Anticipation that the European Central Bank and the Federal Reserve would intervene in the markets and the generous programs that confirmed these expectations not only turned the tide among physical investors, but also among silver miner ETF investors. The rewards were more attractive for the latter. According to ETF Trends, SIL was a top performer among all types of ETFs in September.
SIL is a much larger fund than SLVP, which has a market cap of only about $2.38 million. The larger ETF has been around since 2010, but SLVP was introduced to the market earlier this year. While investors are clearly showing a preference for SIL, eight of the top 10 holdings in both ETFs include the same companies, but represent different percentages.

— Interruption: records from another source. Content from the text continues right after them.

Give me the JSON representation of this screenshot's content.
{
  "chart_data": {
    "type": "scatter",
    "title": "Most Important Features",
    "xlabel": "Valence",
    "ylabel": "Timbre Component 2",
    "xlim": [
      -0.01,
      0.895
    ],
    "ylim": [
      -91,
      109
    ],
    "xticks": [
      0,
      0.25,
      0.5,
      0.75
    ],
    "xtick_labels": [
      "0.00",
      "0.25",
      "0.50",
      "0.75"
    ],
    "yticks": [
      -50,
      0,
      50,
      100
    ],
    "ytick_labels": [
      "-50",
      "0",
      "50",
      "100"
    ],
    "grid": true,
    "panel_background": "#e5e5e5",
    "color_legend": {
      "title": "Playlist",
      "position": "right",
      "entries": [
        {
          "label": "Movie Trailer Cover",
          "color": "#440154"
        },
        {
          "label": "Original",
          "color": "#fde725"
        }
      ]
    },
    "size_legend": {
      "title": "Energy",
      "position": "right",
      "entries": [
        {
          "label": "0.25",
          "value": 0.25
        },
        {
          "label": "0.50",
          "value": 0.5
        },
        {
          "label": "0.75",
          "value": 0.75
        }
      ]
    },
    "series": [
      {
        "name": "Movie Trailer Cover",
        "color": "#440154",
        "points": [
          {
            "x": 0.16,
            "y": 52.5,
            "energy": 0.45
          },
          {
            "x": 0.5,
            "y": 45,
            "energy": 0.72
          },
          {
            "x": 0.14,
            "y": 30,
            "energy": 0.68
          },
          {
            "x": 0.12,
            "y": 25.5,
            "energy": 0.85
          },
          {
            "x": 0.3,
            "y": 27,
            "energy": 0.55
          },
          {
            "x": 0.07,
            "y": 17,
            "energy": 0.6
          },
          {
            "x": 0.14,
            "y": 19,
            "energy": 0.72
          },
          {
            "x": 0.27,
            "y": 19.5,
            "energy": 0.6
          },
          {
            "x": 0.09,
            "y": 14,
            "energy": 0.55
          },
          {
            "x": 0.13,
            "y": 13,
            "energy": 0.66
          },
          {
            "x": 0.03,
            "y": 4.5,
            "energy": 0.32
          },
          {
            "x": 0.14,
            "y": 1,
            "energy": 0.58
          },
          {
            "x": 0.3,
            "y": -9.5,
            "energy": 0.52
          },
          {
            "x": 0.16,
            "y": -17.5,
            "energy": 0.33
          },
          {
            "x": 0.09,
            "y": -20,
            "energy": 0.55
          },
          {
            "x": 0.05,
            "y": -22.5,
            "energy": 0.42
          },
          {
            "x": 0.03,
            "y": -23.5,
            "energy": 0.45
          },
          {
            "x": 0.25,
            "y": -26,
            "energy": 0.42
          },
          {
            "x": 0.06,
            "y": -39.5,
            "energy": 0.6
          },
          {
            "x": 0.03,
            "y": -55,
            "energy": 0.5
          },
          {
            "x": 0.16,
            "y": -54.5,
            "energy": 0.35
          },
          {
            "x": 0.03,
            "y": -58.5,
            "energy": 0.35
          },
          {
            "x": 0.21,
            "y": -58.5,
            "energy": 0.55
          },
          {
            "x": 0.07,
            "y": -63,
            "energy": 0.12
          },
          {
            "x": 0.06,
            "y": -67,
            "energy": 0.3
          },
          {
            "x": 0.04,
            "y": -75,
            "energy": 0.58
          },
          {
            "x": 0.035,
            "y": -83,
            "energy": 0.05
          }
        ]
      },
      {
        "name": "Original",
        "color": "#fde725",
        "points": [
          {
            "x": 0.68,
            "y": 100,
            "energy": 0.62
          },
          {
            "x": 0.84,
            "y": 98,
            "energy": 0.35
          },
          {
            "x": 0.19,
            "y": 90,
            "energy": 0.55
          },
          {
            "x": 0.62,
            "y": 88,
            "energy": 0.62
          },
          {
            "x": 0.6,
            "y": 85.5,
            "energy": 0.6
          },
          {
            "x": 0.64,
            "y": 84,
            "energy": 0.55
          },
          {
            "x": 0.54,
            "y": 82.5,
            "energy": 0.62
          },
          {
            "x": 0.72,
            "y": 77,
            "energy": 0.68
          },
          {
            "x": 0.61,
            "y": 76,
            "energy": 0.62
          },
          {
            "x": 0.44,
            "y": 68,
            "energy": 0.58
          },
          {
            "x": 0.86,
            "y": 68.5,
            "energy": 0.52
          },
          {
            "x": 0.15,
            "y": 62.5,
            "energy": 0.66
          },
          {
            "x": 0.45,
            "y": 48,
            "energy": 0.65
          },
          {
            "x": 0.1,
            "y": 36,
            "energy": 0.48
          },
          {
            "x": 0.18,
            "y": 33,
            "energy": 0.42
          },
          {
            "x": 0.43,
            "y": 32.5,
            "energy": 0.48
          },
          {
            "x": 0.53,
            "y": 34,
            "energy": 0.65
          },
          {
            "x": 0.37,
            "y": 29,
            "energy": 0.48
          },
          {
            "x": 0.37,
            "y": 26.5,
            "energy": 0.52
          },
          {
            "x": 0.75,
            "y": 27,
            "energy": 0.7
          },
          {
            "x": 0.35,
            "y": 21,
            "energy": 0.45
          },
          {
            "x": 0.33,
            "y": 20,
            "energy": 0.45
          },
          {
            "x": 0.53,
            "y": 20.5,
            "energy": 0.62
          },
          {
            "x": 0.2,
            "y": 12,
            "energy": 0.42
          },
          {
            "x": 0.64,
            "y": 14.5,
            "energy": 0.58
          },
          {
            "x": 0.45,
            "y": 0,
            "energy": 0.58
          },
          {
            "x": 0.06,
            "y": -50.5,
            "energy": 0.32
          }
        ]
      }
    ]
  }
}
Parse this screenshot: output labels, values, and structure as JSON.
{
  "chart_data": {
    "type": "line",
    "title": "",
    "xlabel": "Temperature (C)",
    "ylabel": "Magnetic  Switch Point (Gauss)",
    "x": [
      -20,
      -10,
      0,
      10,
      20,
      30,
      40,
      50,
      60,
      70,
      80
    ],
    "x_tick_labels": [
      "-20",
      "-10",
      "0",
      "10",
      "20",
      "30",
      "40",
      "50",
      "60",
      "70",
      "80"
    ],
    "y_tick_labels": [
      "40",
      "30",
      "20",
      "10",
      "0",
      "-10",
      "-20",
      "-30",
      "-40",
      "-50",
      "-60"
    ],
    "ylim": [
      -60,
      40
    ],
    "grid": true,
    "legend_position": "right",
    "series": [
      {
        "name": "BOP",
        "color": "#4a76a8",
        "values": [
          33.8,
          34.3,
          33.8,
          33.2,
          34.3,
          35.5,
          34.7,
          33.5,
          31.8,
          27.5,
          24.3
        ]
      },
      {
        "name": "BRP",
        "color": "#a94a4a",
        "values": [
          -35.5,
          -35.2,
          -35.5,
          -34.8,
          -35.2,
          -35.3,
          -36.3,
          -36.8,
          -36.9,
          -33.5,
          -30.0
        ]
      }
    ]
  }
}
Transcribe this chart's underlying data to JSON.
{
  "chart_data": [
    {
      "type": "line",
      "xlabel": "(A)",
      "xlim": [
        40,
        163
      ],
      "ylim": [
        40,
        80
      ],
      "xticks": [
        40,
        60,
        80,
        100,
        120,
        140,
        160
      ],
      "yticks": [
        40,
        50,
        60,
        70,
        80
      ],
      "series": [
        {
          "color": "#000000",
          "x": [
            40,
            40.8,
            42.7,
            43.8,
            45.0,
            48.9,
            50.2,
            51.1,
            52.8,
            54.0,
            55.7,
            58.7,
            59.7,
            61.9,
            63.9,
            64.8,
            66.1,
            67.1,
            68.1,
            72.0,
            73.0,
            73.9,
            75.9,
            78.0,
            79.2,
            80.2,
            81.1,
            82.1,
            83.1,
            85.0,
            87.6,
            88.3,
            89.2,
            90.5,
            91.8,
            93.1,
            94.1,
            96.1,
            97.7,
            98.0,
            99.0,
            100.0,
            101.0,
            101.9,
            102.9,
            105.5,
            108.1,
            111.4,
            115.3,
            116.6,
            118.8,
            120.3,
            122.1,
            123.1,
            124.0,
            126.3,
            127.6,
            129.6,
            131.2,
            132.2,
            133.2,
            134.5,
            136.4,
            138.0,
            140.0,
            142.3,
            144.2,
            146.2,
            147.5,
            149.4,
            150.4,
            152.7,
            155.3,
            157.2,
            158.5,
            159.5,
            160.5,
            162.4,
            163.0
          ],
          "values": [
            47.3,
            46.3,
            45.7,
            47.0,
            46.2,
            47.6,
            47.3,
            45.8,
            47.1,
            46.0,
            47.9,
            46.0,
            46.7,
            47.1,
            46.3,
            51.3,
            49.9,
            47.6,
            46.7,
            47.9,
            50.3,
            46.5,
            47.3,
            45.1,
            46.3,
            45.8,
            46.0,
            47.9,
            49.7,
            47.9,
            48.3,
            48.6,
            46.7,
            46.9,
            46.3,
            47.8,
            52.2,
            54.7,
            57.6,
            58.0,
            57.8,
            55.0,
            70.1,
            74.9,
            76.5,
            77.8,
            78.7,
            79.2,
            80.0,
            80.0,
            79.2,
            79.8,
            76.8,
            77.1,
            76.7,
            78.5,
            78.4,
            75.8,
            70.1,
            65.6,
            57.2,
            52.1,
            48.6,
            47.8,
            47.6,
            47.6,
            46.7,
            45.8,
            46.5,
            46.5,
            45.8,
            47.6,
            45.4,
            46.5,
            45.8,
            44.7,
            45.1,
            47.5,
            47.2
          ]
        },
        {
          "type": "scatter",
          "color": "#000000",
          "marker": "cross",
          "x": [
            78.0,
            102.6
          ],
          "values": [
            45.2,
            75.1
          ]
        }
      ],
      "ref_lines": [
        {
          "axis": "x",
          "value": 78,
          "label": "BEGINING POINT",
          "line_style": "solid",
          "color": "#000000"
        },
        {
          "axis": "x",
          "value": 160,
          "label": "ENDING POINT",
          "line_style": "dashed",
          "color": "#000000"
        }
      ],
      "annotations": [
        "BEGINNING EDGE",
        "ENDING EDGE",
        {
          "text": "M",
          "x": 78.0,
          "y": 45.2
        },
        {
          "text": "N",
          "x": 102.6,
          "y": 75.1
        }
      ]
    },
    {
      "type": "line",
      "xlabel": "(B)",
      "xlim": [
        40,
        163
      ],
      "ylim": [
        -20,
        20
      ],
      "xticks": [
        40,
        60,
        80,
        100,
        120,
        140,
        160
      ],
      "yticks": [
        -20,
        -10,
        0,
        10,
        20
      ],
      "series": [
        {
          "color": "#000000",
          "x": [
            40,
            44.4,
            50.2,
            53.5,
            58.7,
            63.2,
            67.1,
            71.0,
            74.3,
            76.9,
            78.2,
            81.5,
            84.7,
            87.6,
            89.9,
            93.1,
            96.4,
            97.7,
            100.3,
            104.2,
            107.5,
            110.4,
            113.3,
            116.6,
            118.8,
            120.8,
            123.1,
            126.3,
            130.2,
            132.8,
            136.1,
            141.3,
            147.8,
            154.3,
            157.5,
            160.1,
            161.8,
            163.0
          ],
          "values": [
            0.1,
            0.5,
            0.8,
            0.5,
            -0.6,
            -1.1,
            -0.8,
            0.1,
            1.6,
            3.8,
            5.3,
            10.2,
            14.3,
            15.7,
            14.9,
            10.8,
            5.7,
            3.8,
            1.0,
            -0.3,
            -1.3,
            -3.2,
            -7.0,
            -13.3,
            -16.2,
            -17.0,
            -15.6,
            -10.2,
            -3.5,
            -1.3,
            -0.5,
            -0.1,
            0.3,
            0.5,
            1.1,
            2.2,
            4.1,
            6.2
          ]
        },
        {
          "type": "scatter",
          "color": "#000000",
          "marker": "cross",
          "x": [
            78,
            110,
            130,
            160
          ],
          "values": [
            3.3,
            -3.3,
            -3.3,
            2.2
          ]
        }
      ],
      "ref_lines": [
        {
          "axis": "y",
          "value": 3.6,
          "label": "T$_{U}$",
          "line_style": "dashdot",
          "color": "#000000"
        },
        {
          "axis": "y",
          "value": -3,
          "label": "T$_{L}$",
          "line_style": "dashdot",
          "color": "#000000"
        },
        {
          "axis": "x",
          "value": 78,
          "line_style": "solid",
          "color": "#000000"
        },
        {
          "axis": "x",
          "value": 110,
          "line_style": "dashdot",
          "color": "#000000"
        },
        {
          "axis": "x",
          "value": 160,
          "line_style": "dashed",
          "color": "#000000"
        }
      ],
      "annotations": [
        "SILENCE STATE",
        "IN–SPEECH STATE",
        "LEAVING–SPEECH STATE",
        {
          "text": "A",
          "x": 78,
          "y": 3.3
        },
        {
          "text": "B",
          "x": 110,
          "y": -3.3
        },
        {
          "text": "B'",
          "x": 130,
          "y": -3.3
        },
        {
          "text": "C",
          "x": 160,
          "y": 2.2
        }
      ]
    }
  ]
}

Both funds also provide exposure to the full gamut of silver companies. That may initially be a turn off for some investors since junior miners have a reputation for extreme volatility that many find unappealing. Some market veterans even warn that the junior mining sector is unsuitable for most silver investors.But there are two things that increase the appeal of silver miner ETFs for those who want to invest in silver companies. First, advisers admit that when good selections are made, junior miners can offer highly attractive returns. Second, the way these funds weigh juniors compared to how they weigh larger companies significantly reduces risks while still providing diversity.